A number of upside risks remain in the near to medium term, however, including a pullback in labor supply, deglobalisation’s impact on import prices, the potential for worsening conflict in the Middle East and still-strong demand. Many of the policies proposed by President-elect Donald Trump on the campaign trail are likely to contribute to these pressures and extend the journey back to the Fed’s target, if not lead to a re-acceleration in price growth over the next year or so, in our view.

Barclays
We think core CPI will rise 0.30% m/m (3.3% y/y) in October, near September’s pace, reflecting upswings in the used car and lodging components. We think the ex-housing core services inflation (“supercore”) component slowed only somewhat from September’s elevated print, with October’s 0.3% m/m pace still about 0.1pp above the pre-pandemic run rate. We think that details on PPI service prices will point to a 0.26% m/m (2.8% y/y) increase in the core PCE deflator, implying a second-consecutive month of firmness in the Fed’s preferred inflation measure following a series of encouragingly soft summertime prints.
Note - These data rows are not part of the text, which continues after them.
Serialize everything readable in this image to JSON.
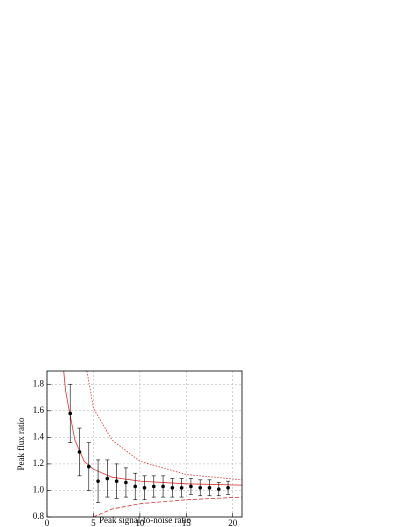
{
  "chart_data": {
    "type": "scatter",
    "x_label": "Peak signal-to-noise ratio",
    "y_label": "Peak flux ratio",
    "xlim": [
      0,
      21
    ],
    "ylim": [
      0.8,
      1.9
    ],
    "xticks": [
      0,
      5,
      10,
      15,
      20
    ],
    "yticks": [
      0.8,
      {
        "value": 1,
        "label": "1.0"
      },
      1.2,
      1.4,
      1.6,
      1.8
    ],
    "grid": true,
    "points": {
      "color": "#000000",
      "x": [
        2.5,
        3.5,
        4.5,
        5.5,
        6.5,
        7.5,
        8.5,
        9.5,
        10.5,
        11.5,
        12.5,
        13.5,
        14.5,
        15.5,
        16.5,
        17.5,
        18.5,
        19.5
      ],
      "values": [
        1.58,
        1.29,
        1.18,
        1.07,
        1.09,
        1.07,
        1.06,
        1.03,
        1.02,
        1.03,
        1.03,
        1.02,
        1.02,
        1.03,
        1.02,
        1.02,
        1.01,
        1.02
      ],
      "errors": [
        0.22,
        0.18,
        0.18,
        0.16,
        0.14,
        0.13,
        0.11,
        0.1,
        0.09,
        0.08,
        0.08,
        0.07,
        0.07,
        0.06,
        0.06,
        0.06,
        0.05,
        0.05
      ]
    },
    "curves": [
      {
        "color": "#e03030",
        "style": "solid",
        "x": [
          1.8,
          2,
          3,
          4,
          5,
          7,
          10,
          15,
          21
        ],
        "values": [
          1.9,
          1.75,
          1.38,
          1.22,
          1.16,
          1.1,
          1.07,
          1.05,
          1.04
        ]
      },
      {
        "color": "#e03030",
        "style": "dotted",
        "x": [
          4.3,
          5,
          7,
          10,
          15,
          21
        ],
        "values": [
          1.9,
          1.62,
          1.38,
          1.22,
          1.12,
          1.08
        ]
      },
      {
        "color": "#e03030",
        "style": "dashed",
        "x": [
          5,
          7,
          10,
          15,
          21
        ],
        "values": [
          0.8,
          0.86,
          0.9,
          0.93,
          0.95
        ]
      }
    ]
  }
}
Meanwhile, we think hurricane- and strike-related disruptions weighed, once again, on industrial production, with the headline declining 0.3% m/m for a second-consecutive month and manufacturing down another 0.5% m/m. With these influences now unwinding, industrial activity seems positioned for a strong November rebound. Our indicators suggest that this was not the case for retail sales, which were lifted 0.5% by a strong auto sales and by a solid 0.3% m/m gain in the control group category following Amazon Prime big Deal Days event in early October.

Bank of America
We forecast headline CPI to increase by 0.1% m/m (0.13% unrounded and 2.4% y/y) in October. Energy prices are likely to fall again as gas prices continued to decline. Meanwhile, core CPI should advance by 0.3% m/m (0.26% unrounded and 3.3% y/y). This would be a slight moderation from September owing in large part to a more muted rise in core goods prices.


Previous Release
On October 10th at 08:30 ET, the BLS released the US CPI report for the month of September.
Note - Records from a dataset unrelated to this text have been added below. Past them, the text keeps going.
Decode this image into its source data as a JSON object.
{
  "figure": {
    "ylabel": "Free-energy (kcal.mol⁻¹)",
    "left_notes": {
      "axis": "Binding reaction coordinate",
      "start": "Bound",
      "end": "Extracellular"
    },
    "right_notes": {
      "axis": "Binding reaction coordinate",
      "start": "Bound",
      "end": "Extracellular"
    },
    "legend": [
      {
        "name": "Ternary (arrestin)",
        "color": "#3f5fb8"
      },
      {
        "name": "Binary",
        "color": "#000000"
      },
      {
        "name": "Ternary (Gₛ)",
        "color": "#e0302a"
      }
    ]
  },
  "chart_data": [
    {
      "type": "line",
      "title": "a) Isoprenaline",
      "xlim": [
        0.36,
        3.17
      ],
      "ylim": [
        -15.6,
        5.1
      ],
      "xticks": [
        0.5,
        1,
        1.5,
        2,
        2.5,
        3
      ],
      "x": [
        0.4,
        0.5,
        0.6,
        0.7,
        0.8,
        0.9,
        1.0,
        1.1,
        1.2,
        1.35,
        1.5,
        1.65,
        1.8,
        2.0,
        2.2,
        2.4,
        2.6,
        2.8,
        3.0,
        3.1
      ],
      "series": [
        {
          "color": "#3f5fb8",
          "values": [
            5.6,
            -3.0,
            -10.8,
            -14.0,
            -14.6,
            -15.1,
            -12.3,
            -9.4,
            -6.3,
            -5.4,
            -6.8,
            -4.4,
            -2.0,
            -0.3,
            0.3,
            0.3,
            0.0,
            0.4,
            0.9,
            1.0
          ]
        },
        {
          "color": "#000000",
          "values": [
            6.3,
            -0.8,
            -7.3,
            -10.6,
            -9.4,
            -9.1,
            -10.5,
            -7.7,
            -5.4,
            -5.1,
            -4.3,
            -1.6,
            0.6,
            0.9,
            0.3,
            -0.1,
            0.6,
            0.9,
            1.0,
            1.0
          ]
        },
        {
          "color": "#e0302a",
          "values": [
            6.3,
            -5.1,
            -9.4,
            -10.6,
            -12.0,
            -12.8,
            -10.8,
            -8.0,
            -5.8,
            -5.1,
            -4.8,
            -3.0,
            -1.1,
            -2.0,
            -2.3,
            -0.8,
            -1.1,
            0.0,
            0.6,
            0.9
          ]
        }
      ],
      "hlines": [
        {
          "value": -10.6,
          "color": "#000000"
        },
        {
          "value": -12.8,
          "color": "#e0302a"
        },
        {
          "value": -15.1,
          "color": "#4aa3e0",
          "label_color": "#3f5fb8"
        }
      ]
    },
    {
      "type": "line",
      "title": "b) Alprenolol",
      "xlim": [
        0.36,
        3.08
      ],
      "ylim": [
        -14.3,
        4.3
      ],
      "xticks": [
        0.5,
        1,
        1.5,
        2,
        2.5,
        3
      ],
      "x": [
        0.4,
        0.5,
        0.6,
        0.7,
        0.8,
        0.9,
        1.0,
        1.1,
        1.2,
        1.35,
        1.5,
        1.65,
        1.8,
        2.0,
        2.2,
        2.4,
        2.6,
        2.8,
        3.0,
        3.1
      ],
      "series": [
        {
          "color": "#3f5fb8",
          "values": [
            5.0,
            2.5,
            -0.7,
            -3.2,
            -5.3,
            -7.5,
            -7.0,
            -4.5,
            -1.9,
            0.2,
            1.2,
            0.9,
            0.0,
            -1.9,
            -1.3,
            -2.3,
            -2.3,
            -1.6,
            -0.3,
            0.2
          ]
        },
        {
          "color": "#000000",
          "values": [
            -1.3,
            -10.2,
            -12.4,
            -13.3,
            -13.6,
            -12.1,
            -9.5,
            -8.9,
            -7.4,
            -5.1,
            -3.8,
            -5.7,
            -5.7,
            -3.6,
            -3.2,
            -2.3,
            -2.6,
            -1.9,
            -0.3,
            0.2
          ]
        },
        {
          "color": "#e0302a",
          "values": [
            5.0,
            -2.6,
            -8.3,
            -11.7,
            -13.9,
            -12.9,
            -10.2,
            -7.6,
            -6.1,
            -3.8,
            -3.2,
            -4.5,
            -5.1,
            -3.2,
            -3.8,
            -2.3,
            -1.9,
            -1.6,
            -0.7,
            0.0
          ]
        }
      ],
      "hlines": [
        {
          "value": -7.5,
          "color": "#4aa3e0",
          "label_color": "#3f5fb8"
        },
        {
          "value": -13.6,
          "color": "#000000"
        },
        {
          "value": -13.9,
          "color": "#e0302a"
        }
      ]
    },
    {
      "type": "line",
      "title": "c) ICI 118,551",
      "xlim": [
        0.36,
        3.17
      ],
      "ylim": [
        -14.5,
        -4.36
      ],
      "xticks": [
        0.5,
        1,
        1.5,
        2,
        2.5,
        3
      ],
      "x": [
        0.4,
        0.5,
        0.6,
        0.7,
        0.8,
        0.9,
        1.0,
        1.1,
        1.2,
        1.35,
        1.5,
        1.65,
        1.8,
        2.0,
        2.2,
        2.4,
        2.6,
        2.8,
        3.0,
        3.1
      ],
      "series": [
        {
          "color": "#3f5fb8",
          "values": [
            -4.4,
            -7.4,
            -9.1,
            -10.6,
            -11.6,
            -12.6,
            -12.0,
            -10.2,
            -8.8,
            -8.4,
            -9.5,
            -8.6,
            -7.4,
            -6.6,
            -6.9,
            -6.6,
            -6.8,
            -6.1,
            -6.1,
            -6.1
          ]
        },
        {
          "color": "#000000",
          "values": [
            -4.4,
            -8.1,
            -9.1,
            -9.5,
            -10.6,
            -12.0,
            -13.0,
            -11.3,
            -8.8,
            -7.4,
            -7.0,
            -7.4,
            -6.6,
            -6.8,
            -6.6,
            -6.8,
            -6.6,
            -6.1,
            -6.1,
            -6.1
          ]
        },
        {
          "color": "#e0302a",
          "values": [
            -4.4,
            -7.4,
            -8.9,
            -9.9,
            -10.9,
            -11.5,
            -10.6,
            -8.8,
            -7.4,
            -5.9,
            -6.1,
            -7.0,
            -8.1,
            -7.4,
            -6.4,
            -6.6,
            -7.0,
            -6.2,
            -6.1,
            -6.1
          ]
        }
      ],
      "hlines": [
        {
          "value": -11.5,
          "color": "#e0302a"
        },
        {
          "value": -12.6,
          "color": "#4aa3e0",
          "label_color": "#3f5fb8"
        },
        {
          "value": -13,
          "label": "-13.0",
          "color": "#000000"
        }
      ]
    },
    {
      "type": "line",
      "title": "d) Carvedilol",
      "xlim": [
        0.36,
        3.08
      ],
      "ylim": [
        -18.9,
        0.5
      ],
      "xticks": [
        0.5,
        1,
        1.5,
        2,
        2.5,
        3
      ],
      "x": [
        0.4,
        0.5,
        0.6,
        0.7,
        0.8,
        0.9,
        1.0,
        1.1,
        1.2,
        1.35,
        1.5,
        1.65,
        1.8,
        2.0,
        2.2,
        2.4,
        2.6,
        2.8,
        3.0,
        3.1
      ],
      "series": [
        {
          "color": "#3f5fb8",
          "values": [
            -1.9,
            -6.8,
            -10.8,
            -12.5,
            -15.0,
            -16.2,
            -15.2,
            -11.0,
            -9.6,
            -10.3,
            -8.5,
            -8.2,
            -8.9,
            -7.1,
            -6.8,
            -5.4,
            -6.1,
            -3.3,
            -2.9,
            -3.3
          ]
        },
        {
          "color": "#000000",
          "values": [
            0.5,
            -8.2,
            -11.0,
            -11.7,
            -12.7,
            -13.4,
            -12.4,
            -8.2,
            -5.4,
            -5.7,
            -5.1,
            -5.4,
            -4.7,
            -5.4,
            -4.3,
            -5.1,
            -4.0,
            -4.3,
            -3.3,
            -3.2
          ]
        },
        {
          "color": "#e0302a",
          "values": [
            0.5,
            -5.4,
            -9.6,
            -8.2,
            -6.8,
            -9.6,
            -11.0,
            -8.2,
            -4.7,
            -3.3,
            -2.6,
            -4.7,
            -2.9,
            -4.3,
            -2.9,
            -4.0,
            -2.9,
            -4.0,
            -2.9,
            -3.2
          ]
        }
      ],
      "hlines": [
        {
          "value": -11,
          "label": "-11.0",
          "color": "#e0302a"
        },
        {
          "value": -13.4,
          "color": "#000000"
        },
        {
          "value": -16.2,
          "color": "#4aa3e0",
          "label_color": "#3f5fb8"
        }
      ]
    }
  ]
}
US CPI YoY came in higher than expected at 2.4%, up from the forecast 2.3%.
Core CPI YoY came in higher than expected at 3.3%, up from the forecast 3.2%.
CPI MoM came in higher than expected at 0.2%, up from the forecast 0.1%.
Core CPI MoM came in higher than expected at 0.3%, up from the forecast 0.2%.
This resulted in weakening for the Dollar, stocks and Treasury Yields.